Oct 18, 2009

Another Year

It's that time of year again. I'm now 23-years-old, and still in the same situation I was before. Except this year I've gone through the most hellish thing ever to bring my daughter into this world. Normally I would take this time to reflect on what I haven't accomplished in my life. I know it's a negative outlook, but I've always been this way. Why haven't I done this? Why haven't I done that? However, this year I feel like there isn't much I can reflect on.

I graduated last year. Shoot, I graduated while pregnant! I never thought I would be able to do two huge things like that at once, that's for sure.
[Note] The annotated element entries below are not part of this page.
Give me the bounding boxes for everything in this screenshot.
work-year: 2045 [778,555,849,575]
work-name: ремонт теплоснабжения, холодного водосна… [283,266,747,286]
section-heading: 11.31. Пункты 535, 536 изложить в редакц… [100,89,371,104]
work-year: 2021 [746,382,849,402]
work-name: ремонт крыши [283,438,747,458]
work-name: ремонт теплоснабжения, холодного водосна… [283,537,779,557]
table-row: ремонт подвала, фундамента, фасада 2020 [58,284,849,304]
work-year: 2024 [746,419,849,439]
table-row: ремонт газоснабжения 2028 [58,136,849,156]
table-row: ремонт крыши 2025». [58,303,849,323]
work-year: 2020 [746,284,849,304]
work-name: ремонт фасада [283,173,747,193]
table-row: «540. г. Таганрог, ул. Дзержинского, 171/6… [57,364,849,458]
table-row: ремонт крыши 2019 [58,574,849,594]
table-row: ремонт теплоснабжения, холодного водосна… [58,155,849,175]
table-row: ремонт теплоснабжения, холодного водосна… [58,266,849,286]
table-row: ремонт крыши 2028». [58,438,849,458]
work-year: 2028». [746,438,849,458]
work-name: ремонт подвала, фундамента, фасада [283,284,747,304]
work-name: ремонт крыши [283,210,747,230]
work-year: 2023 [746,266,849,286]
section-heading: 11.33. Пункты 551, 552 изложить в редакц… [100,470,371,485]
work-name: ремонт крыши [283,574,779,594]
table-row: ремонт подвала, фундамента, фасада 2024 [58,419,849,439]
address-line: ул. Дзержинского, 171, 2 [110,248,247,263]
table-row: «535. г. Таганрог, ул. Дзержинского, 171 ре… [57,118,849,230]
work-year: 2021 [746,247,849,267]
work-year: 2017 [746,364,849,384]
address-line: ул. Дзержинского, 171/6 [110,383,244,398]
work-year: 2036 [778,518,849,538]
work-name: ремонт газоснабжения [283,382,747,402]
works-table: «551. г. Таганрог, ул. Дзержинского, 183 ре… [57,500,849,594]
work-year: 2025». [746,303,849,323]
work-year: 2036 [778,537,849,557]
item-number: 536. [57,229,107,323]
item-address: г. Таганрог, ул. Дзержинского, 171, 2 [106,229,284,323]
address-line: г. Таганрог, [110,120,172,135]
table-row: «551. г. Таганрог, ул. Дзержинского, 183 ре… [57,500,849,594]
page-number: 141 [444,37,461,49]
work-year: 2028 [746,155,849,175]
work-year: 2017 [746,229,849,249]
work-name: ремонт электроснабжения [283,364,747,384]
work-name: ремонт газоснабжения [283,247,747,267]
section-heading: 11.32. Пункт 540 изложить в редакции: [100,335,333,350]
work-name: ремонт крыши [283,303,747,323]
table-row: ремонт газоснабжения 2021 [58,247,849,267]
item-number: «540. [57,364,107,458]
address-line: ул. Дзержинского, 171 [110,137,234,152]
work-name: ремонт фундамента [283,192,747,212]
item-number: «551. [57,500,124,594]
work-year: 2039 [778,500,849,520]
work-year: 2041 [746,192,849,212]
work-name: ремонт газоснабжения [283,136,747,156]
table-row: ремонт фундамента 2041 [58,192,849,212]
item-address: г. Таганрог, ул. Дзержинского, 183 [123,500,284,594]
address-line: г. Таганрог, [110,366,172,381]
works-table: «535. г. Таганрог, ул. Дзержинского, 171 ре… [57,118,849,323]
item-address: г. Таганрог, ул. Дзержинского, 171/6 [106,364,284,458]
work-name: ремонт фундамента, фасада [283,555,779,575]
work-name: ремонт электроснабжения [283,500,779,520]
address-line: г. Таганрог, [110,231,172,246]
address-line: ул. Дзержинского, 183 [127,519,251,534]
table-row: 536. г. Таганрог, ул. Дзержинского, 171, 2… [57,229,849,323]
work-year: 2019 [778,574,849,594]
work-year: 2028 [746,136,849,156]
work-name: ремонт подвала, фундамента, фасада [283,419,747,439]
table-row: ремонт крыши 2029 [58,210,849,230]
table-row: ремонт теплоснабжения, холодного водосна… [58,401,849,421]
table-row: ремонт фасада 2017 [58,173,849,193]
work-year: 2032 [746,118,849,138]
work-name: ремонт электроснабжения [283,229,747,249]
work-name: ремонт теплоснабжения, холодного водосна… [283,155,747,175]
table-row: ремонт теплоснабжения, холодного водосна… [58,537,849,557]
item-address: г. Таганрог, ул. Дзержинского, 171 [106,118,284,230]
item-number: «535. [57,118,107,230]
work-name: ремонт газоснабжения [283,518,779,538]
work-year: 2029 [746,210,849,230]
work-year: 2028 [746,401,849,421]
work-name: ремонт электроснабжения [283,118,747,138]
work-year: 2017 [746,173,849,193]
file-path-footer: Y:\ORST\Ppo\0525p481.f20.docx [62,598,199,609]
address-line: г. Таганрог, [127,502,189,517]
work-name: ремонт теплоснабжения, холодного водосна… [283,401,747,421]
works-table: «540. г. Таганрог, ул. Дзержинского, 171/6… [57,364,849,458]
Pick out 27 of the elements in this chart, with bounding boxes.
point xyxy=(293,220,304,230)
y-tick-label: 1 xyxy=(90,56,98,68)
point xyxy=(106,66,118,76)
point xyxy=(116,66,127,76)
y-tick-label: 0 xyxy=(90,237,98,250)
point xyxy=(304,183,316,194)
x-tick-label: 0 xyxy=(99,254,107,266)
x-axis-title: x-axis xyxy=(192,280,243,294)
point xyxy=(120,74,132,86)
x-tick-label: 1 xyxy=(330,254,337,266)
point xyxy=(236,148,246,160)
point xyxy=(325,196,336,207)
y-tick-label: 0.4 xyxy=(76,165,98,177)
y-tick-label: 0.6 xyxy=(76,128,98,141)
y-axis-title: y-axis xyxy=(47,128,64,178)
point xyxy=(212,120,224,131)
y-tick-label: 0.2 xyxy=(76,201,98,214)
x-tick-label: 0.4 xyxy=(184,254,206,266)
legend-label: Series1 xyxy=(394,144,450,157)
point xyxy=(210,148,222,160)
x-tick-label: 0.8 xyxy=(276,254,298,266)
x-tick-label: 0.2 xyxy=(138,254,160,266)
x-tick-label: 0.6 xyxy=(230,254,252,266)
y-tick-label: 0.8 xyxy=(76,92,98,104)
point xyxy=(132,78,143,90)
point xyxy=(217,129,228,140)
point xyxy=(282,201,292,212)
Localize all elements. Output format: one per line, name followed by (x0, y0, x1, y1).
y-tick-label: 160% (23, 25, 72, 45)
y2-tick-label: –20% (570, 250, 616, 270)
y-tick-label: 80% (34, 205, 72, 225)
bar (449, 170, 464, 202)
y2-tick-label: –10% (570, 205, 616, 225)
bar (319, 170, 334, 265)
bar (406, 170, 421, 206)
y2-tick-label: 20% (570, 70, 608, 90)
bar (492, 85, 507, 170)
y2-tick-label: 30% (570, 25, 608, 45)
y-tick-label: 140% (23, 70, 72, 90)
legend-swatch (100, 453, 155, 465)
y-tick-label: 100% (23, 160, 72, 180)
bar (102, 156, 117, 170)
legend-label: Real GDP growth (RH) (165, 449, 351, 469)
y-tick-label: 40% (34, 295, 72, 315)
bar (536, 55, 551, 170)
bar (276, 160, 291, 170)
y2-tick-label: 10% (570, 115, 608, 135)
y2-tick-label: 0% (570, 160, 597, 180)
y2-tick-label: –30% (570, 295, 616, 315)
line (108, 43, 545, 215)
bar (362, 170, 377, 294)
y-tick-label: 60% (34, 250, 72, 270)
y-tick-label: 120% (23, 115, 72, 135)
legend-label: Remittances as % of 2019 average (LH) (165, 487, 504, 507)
While Lillian and I may be in a situation that I don't really like I realize that this will change, and soon I'll be able to create my own space -- my own home to raise my daughter in.

Then there is the fact that my older brother went through his own hellish experience; a double lung transplant. He was diagnosed with Sarcoidosis in 1999 and it's been...well, there are no words to describe it. We nearly lost him twice, and now he has a new set of lungs -- someone else's lungs -- in his body, and he is healing better than anyone thought he would. He is my inspiration, and he gives me hope for a better tomorrow.

Then there is my fiance, whom has always told me to follow my dreams. I lucked out to have someone who understands me. He constantly gets onto me to write if I need him to, and he'll always tell me when I'm being too unrealistic.

Those three people inspire me, and keep me on that borderline between sane and insane. It's those three people that I dedicate this year's NaNoWriMo novel too. I don't think I would have even attempted this, after last year's failure, again if it wasn't for them.

So this year I strive to be a better person, and to do whatever it is that makes me happy. Because, in the long run, I know that those three people would want me to do it.